Objet poétique, la ville est également lieu de la création. Chez Agnès Varda et chez Yannick Bellon, elle apparaît même comme le lieu propre de la poésie. Le travail poétique est ici affaire de déambulation : tout comme le poète du « Soleil » va « Flairant dans tous les coins les hasards de la rime, / Trébuchant sur les mots comme sur les pavés / Heurtant parfois des vers depuis longtemps rêvés », Jacques Roubaud, qui l’incarne dans La Plaie et le couteau, dit écrire en marchant (Roubaud, 2013). C’est pourquoi le travail poétique n’est ici figuré ni par l’angoisse de la page blanche, ni par la posture ou l’hexis littéraire (Durand, 2014) de l’écrivain à sa table de travail, mais à travers la flânerie. Ces deux films semblent ainsi répondre à la déclaration d’Henri Dutilleux expliquant pourquoi il a dû renoncer à son projet de mise en scène des Fleurs du Mal avec Roland Petit : « Je pensais qu’il fallait prendre une certaine distance avec les poèmes de Baudelaire […] qu’il était très difficile de le représenter en scène, de le voir, qu’avec Baudelaire on avait besoin vraiment d’un grand espace » (Nectoux, 2008). Agnès Varda, dont le film évoque à la fois la vie et l’œuvre de Baudelaire, projette ces poèmes, par le biais de la voix hors champ, sur l’écran de paysages entiers.

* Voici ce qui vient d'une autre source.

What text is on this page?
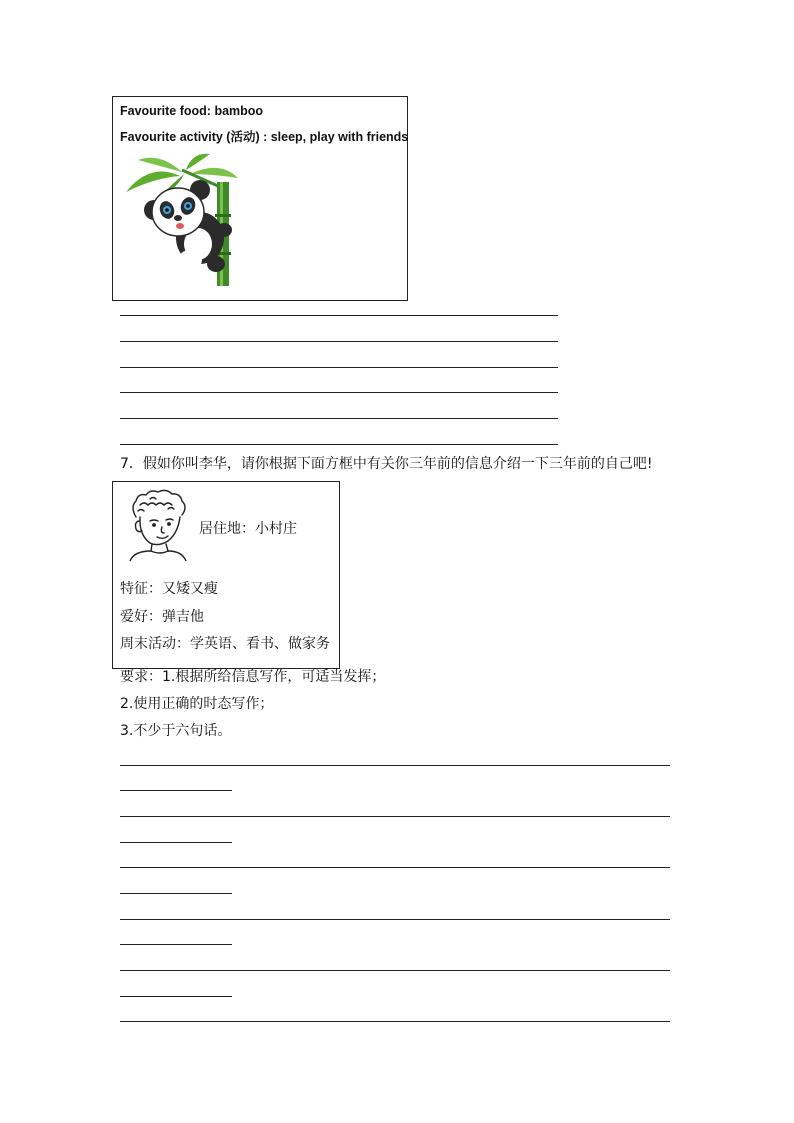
Favourite food: bamboo
Favourite activity (活动) : sleep, play with friends
7．假如你叫李华，请你根据下面方框中有关你三年前的信息介绍一下三年前的自己吧!
居住地：小村庄
特征：又矮又瘦
爱好：弹吉他
周末活动：学英语、看书、做家务
要求：1.根据所给信息写作，可适当发挥；
2.使用正确的时态写作；
3.不少于六句话。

La transposition de la poétique baudelairienne à l’écran ne fait pas seulement appel aux paysages parisiens mais aussi à la foule qui les peuple. Celle-ci permet à Yannick Bellon comme à Agnès Varda de mettre en scène le parcours du rôdeur parisien dans la ville, et, à travers le « bain de multitude » (Baudelaire, 1869: 291), la dépersonnalisation du sujet lyrique élevée au rang de principe esthétique par Baudelaire dans « Les Foules ». Le promeneur, au sein de la multitude, jouit d’un anonymat qui convient bien au lyrisme baudelairien : le poète est tour à tour « lui-même et autrui. Comme ces âmes errantes qui cherchent un corps, il entre, quand il veut, dans le personnage de chacun » (Baudelaire, 1869: 291). La « fourmillante cité » donne ainsi aux poèmes et à la vie de Baudelaire un cadre qui permet d’en faire des objets cinématographiques. La foule constitue en effet le point de contact entre la modernité baudelairienne et la modernité des frères Lumière (Lumière, 1895). Yannick Bellon tire parti de cet objet, qui est tout à la fois thème et principe esthétique, dans plusieurs passages de son film.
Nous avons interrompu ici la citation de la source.